Solved – Dumthe/baseline models for time series forecasting

forecastingpythonscikit learnstatsmodelstime series

I am working on an evaluation of time series forecasting models in Python, more specifically with statsmodels, scikit-learn and tensorflow. I think it makes sense to first compare the model performance to a set of "trivial" models.

What are examples of such baseline models typically used?
Are there existing implementations? (E.g., is there something analogous to scikit-learn DummyClassifier for time series forecasts?)

Best Answer

I think it makes sense to first compare the model performance to a set of "trivial" models.

This is unspeakably true. This is the point where I upvoted your question.

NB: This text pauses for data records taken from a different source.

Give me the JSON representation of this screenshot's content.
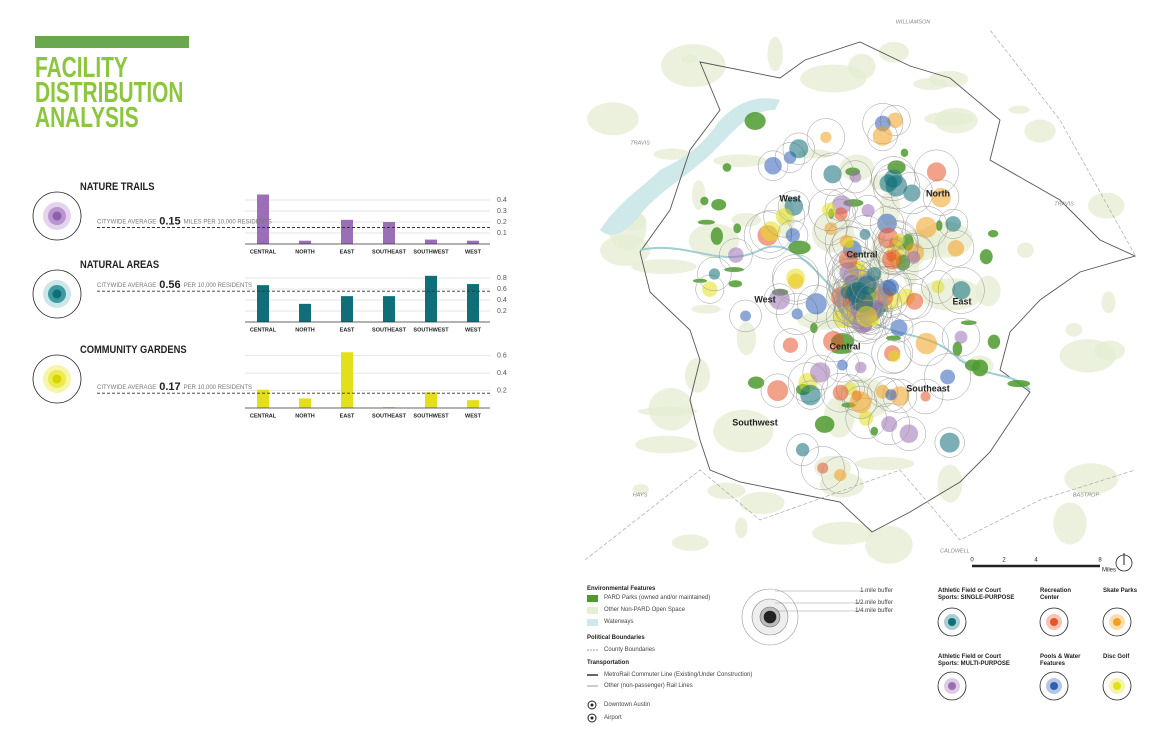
{
  "header": {
    "title": "FACILITY DISTRIBUTION ANALYSIS"
  },
  "chart_data": [
    {
      "type": "bar",
      "title": "NATURE TRAILS",
      "color": "#9b6fb5",
      "categories": [
        "CENTRAL",
        "NORTH",
        "EAST",
        "SOUTHEAST",
        "SOUTHWEST",
        "WEST"
      ],
      "values": [
        0.45,
        0.03,
        0.22,
        0.2,
        0.04,
        0.03
      ],
      "ylim": [
        0,
        0.5
      ],
      "yticks": [
        0.1,
        0.2,
        0.3,
        0.4
      ],
      "average": {
        "label": "CITYWIDE AVERAGE",
        "value": 0.15,
        "unit": "MILES PER 10,000 RESIDENTS"
      }
    },
    {
      "type": "bar",
      "title": "NATURAL AREAS",
      "color": "#0f6e78",
      "categories": [
        "CENTRAL",
        "NORTH",
        "EAST",
        "SOUTHEAST",
        "SOUTHWEST",
        "WEST"
      ],
      "values": [
        0.67,
        0.33,
        0.47,
        0.47,
        0.84,
        0.69
      ],
      "ylim": [
        0,
        0.9
      ],
      "yticks": [
        0.2,
        0.4,
        0.6,
        0.8
      ],
      "average": {
        "label": "CITYWIDE AVERAGE",
        "value": 0.56,
        "unit": "PER 10,000 RESIDENTS"
      }
    },
    {
      "type": "bar",
      "title": "COMMUNITY GARDENS",
      "color": "#e3e01b",
      "categories": [
        "CENTRAL",
        "NORTH",
        "EAST",
        "SOUTHEAST",
        "SOUTHWEST",
        "WEST"
      ],
      "values": [
        0.21,
        0.11,
        0.64,
        0.01,
        0.18,
        0.09
      ],
      "ylim": [
        0,
        0.7
      ],
      "yticks": [
        0.2,
        0.4,
        0.6
      ],
      "average": {
        "label": "CITYWIDE AVERAGE",
        "value": 0.17,
        "unit": "PER 10,000 RESIDENTS"
      }
    }
  ],
  "map": {
    "county_labels": [
      "WILLIAMSON",
      "TRAVIS",
      "TRAVIS",
      "HAYS",
      "BASTROP",
      "CALDWELL"
    ],
    "district_labels": [
      "West",
      "North",
      "Central",
      "West",
      "East",
      "Central",
      "Southeast",
      "Southwest"
    ],
    "scale": {
      "ticks": [
        "0",
        "2",
        "4",
        "8"
      ],
      "unit": "Miles"
    }
  },
  "legend": {
    "environmental": {
      "title": "Environmental Features",
      "items": [
        "PARD Parks (owned and/or maintained)",
        "Other Non-PARD Open Space",
        "Waterways"
      ]
    },
    "political": {
      "title": "Political Boundaries",
      "items": [
        "County Boundaries"
      ]
    },
    "transportation": {
      "title": "Transportation",
      "items": [
        "MetroRail Commuter Line (Existing/Under Construction)",
        "Other (non-passenger) Rail Lines"
      ]
    },
    "points": [
      "Downtown Austin",
      "Airport"
    ],
    "buffers": [
      "1 mile buffer",
      "1/2 mile buffer",
      "1/4 mile buffer"
    ],
    "facilities": [
      "Athletic Field or Court Sports: SINGLE-PURPOSE",
      "Recreation Center",
      "Skate Parks",
      "Athletic Field or Court Sports: MULTI-PURPOSE",
      "Pools & Water Features",
      "Disc Golf"
    ]
  }
}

The excellent free online book Forecasting: Principles and Practice (2nd ed.) by Athanasopoulos & Hyndman gives a number of very simple methods which are often surprisingly hard to beat:

  • The overall historical average
  • The random walk or naive forecast, i.e., the last observation
  • The seasonal random walk or seasonal naive or naive2 forecast, i.e., the observation from one seasonal cycle back
  • The random walk with a drift term, i.e., extrapolating from the last observation out with the overall average trend between the first and the last observation

These and similar methods are also used as benchmarks in academic forecasting research. If your newfangled method can't consistently beat the historical average, it's probably not all that hot.

I am not aware of any Python implementation, but that should not be overly hard.